Ad ogni modo, l’aumento della pensione sarà inferiore nel 2025, almeno in termini assoluti, perchè nel frattempo si è fortemente rallentata la corsa dell’inflazione.
Ipotizzando una stima di inflazione al 2% (le ultime previsioni sono persino più basse), se si manterranno le aliquote 2024 una pensione superiore alle dieci volte il minimo crescerebbe dello 0,44%. Un ulteriore taglio comporterebbe addirittura un azzeramento della perequazione.
Secondo Confindustria e Bankitalia, l’inflazione dovrebbe diminuire dell’1,3% a fine 2024. Il minimo INPS dovrebbe subire nel 2025 una rivalutazione dell’1,6%, portando la pensione minima ad un aumento di almeno 9,57 euro.

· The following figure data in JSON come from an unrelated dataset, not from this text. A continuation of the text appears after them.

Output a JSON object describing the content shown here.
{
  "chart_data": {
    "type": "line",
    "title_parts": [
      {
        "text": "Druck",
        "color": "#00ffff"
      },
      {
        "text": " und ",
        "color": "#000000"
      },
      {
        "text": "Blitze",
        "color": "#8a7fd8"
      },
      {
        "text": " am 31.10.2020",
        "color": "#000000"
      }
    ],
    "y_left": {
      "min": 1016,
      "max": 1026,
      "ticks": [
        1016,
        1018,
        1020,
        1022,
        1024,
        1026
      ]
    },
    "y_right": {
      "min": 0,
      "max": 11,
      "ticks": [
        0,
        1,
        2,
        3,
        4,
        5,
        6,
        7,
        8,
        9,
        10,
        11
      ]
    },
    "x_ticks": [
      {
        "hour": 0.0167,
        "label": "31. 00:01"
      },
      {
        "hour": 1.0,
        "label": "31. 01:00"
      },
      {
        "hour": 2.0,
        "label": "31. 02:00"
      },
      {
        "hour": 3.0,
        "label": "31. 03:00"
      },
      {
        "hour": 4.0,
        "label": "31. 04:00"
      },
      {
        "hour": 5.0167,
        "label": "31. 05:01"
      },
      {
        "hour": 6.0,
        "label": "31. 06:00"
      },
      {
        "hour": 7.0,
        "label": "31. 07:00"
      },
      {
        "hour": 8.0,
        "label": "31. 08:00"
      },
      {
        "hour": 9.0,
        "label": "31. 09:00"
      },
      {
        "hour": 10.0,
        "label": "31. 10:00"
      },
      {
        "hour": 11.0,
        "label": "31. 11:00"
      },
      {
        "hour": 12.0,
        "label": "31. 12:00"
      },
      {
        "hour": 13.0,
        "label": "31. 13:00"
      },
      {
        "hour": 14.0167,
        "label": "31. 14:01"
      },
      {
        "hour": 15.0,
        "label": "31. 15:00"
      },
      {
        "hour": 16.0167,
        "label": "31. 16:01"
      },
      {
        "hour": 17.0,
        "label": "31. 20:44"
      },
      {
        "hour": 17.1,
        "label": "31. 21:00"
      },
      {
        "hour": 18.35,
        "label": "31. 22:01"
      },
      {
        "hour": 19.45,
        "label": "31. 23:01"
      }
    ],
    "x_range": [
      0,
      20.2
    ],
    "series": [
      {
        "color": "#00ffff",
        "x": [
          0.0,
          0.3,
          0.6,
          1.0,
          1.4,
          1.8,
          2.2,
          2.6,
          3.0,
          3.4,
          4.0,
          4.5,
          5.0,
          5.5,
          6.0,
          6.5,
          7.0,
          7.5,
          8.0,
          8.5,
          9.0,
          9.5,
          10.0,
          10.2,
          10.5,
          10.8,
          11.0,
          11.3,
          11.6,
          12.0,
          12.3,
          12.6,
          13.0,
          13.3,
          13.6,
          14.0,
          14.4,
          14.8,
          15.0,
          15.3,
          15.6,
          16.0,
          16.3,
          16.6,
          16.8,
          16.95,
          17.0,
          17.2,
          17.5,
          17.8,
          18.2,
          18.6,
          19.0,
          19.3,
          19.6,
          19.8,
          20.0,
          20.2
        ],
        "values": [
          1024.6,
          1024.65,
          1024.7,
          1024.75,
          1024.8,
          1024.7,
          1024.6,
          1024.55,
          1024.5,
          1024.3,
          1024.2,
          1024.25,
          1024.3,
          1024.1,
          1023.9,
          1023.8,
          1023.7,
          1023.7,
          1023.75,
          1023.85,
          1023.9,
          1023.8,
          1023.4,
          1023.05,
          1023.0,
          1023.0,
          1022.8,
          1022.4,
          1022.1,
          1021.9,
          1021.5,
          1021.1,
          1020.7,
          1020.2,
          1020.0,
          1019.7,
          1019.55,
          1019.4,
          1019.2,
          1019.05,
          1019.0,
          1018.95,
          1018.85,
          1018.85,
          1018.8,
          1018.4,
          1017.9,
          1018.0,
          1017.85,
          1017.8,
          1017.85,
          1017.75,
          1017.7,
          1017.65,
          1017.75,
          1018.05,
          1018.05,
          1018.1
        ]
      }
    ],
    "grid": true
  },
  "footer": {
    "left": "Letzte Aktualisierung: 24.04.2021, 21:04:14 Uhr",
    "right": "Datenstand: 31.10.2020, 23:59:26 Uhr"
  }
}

Il rimborso 2015 contro il tagli della riforma Fornero
Come detto, in passato la Corte Costituzionale si era già pronunciata (con sentenza 70/2015) su un taglio delle rivalutazioni, per la precisione quello operato dalla riforma pensioni Fornero del 2011. Era una riduzione più pesante e toccava i trattamenti sopra le tre volte il minimo, con percentuali ancora meno favorevoli di quelle 2023. La Corte aveva bocciato il taglio ritenendolo anticostituzionale perché lesivo dei principi di proporzionalità e adeguatezza sanciti dagli articoli 36 e 38 della Costituzione, a fronte di una troppo generica “contingente situazione finanziaria”.
Dopo quella sentenza, il Governo era corso ai ripari riconoscendo un rimborso parziale ai pensionati basato su nuove aliquote, dettagliate nel decreto legge 65/2015. Anche questo provvedimento era stato oggetto di sentenza della Corte, che però lo aveva ritenuto legittimo.
Bisogna dunque capire se e come saranno valutati i tagli alla perequazione applicati nel 2024 e nel 2024 in relazione alle esigenze di bilancio. E nel frattempo, attendere le decisioni sulla prossima manovra economica.